# Big Deer



## Brian.Smith (May 18, 2006)

My buddies deer, he got it in Indiana


----------



## Lewis (Apr 5, 2004)

Oh no...not this deer again?????????


----------



## Brian.Smith (May 18, 2006)

Why do you say that, is my buddie messin with me he sent me the picture Sunday.


----------



## kevsworld (Nov 30, 2007)

that guy gets around...


----------



## squid_1 (Jun 2, 2005)

He's not amish by any chance is he? lol!


----------



## Fish-N-Fool (Apr 12, 2004)

Brian - that is the Schumaker (spelling?) buck killed with an X-bow in Ohio last season. For some reason this buck has been floating all over the place with a bunch of different stories attached to it.

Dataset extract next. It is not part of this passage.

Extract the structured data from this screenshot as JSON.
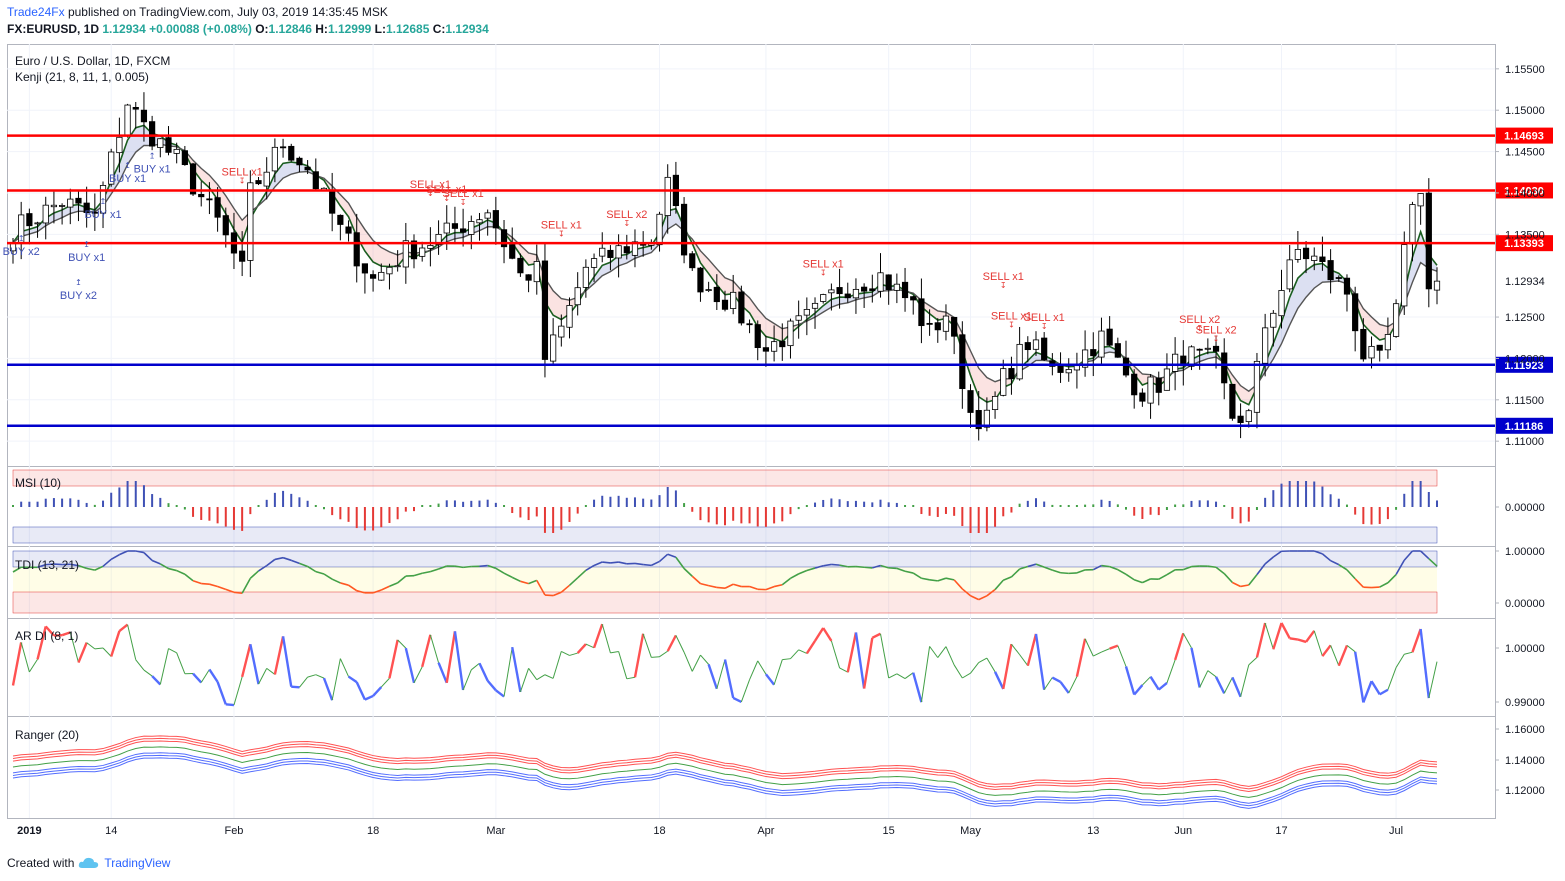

OR, is that my 07 archery season deer?


----------



## Brian.Smith (May 18, 2006)

Thanx guys all this time I thought my friend was my hero, do any of you have the picture of the other deer.


----------



## rossdeerhunter (Nov 6, 2006)

it could be its twin


----------



## crappiebub (Apr 5, 2004)

He didn't happen to also catch a catfish with a basketball in it's mouth did he?  
Here are a couple other posts on that deer.
http://www.ohiogamefishing.com/community/showthread.php?t=83264
http://www.wqbe.com/morningairshow/bigbuck.html


----------



## Brian.Smith (May 18, 2006)

WOW I realy feel like a tool this whole time thinking my buddie got him a big deer. Thanks for the input and pics.


----------



## Fishstix (Aug 16, 2005)

This is hilarious...this deer was killed last year and it is still the topic of discussion.


----------



## Fishman (Apr 5, 2004)

lol this thread delivers


----------



## Hetfieldinn (May 17, 2004)

It's the deer that keeps on giving.


----------



## Shortdrift (Apr 5, 2004)

And giving,,,,and giving,,,,and giving................................


----------